[Gluster-devel] pluggability of some aspects in afr/nsr/ec

Pranith Kumar Karampuri pkarampu at redhat.com
Fri Oct 30 06:11:04 UTC 2015



On 10/29/2015 06:11 PM, Jeff Darcy wrote:
>>>> I want to understand if there is a possibility of exposing these as
>>>> different modules that we can mix and match, using options.
> It’s not only possible, but it’s easier than you might think.  If an
> option is set (cluster.nsr IIRC) then we replace cluster/afr with
> cluster/nsr-client and then add some translators to the server-side
> stack.  A year ago that was just one nsr-server translator.  The
> journaling part has already been split out, and I plan to do the same
> with the leader-election parts (making them usable for server-side AFR
> or EC) as well.  It shouldn’t be hard to control the addition and
> removal of these and related translators (e.g. index) with multiple
> options instead of just one.  The biggest stumbling block I’ve actually
> hit when trying to do this with AFR on the server side is the *tests*,
> many of which can’t handle delays on the client side while the server
> side elects leaders and cross-connects peers.  That’s all solvable.  It
> just would have taken more time than I had available for the experiment.
>
>> precisely. I think switching is not that difficult once we make sure
>> healing is complete. Switching is a rare operation IMO so we can
>> probably ask the users to do stop/choose-new-value/start the volume
>> after choosing the options. This way is simpler than to migrate
>> between the volumes where you have to probably copy the data.
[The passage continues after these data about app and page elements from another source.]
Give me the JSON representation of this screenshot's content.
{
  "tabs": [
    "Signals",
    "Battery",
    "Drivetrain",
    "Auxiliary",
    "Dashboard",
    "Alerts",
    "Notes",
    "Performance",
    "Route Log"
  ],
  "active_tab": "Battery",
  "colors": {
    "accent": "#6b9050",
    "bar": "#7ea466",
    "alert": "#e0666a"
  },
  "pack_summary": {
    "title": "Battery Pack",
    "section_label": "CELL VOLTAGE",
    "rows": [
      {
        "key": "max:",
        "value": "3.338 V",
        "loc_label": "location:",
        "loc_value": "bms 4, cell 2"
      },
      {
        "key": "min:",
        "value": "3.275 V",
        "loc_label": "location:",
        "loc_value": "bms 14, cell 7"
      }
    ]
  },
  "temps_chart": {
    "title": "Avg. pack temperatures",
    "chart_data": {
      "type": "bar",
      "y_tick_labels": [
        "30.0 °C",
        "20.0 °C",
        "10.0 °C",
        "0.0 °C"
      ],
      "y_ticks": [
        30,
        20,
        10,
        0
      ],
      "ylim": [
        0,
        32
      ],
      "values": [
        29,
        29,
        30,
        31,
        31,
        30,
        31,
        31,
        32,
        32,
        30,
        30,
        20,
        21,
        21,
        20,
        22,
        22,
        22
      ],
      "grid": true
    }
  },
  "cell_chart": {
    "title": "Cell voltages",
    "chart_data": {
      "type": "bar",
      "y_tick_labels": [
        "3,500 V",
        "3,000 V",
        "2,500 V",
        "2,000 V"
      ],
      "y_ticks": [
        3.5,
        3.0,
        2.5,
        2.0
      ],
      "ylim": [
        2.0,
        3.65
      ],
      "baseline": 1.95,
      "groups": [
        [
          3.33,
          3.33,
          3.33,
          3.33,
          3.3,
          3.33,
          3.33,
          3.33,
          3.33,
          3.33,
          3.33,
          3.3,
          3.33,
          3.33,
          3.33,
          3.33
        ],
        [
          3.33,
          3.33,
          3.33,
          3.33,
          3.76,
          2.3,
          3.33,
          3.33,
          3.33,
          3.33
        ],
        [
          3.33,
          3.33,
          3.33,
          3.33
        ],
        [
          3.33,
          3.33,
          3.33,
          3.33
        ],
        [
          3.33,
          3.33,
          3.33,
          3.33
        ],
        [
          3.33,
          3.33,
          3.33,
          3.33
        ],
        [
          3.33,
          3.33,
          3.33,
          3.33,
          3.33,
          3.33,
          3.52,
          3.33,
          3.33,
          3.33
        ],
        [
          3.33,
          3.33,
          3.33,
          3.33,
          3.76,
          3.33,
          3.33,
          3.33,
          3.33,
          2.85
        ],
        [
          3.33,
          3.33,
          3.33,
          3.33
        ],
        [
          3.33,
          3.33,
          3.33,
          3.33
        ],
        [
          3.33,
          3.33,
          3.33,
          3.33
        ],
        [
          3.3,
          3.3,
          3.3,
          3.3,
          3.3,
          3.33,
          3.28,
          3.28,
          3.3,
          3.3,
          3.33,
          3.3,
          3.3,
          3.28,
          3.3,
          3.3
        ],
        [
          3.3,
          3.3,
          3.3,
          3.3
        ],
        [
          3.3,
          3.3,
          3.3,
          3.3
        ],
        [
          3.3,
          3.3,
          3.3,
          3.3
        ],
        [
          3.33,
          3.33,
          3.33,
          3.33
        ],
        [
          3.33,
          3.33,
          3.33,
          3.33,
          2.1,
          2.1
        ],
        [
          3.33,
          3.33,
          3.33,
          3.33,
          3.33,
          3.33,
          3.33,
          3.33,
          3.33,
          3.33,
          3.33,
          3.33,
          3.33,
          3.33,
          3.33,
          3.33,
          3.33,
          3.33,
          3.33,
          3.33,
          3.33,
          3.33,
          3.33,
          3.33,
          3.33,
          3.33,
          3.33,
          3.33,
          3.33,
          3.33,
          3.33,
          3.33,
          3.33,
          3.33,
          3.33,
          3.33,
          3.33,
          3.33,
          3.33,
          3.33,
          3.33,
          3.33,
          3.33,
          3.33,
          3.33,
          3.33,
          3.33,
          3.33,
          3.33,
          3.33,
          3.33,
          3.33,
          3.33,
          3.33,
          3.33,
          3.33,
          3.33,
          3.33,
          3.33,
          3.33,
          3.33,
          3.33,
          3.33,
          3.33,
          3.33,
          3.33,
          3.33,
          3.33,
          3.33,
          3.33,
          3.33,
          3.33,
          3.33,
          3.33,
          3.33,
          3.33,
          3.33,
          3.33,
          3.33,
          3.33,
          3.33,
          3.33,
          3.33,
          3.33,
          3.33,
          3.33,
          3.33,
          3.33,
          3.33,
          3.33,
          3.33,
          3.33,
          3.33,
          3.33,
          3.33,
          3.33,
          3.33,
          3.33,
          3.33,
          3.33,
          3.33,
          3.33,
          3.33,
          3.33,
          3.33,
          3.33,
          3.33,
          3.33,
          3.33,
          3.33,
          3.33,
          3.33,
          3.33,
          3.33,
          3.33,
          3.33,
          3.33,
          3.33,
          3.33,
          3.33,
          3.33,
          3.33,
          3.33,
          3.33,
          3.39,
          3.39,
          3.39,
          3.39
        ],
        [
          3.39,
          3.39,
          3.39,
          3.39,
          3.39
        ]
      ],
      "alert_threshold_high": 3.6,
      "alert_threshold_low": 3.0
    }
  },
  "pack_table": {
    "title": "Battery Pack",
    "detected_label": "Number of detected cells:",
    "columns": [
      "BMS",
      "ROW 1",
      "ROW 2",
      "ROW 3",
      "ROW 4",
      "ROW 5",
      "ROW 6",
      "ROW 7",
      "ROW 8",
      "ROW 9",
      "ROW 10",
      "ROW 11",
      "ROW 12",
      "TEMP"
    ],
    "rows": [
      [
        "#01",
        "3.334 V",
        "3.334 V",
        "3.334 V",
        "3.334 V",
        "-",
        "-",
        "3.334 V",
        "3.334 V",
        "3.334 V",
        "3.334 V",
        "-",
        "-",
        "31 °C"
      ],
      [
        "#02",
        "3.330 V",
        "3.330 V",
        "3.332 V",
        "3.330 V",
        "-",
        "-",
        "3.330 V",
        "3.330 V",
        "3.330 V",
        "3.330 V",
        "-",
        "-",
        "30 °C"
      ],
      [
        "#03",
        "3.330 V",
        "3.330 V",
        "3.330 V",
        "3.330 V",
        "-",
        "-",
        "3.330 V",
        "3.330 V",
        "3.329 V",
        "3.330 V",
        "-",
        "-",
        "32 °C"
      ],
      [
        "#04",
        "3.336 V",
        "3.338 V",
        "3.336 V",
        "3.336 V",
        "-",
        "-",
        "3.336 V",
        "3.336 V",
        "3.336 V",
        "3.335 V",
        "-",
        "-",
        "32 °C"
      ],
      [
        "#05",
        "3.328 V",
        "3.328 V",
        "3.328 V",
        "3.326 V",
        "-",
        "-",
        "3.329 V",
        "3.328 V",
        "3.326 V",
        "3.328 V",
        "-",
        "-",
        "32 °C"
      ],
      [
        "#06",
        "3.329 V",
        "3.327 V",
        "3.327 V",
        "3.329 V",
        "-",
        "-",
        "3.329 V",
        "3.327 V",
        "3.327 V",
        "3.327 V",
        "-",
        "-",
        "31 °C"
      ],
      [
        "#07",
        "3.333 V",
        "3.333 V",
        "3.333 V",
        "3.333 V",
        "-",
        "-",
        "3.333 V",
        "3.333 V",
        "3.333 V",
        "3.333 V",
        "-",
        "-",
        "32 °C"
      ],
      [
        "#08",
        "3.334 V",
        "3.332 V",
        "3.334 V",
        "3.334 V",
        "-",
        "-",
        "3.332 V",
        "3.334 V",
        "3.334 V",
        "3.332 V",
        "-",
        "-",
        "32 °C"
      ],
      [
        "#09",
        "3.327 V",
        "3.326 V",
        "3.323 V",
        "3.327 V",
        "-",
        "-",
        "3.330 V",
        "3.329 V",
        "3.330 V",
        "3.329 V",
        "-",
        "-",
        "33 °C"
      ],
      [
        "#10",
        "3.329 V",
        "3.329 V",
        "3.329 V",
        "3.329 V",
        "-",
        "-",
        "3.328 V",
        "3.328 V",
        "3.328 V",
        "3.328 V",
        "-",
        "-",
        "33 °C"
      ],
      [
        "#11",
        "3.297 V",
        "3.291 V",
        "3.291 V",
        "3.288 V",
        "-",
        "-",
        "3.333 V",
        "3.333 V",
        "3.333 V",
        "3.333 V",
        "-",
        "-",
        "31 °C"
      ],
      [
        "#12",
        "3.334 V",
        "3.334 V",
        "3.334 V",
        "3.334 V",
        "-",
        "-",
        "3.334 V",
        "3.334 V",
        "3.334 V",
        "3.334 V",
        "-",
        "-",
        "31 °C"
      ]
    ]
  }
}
> The two sets of metadata are *entirely* disjoint, which puts us in a
> good position compared e.g. to DHT/tiering which had overlaps.  As long
> as the bricks are “clean” switching back and forth should be simple.  In
> fact I expect to do this a lot when we get to characterizing performance
> etc.
Good to hear this.
>
>>>> choose 1b, 2b it becomes nsr and 1a, 2a becomes afr/ec. In future
>>>> if we come up with better metadata journals/stores it should be
>>>> easy to plug them is what I'm thinking. The idea I have is based on
>>>> the workload, users should be able to decide which pair of
>>>> synchronization/metadata works best for them (Or we can also
>>>> recommend based on our tests). Wanted to seek your inputs.
> Absolutely.  As I’m sure you’re tired of hearing, I believe NSR will
> outperform AFR by a significant margin for most workloads and
> configurations.  I wouldn’t be the project’s initiator/leader if I
> didn’t believe that, but I’m OK if others disagree.  We’ll find out
> eventually.  ;)  More importantly, “most” is still not “all”.  Even by
> my own reckoning, there are cases in which AFR will perform better or be
> preferable for other reasons.  EC’s durability and space-efficiency
> advantages make an even stronger case for preserving both kinds of data
> paths and metadata arrangements.  That’s precisely why I want to make
> the journaling and leader-election parts more generic.
All the best for your endeavors! Lets make users happy.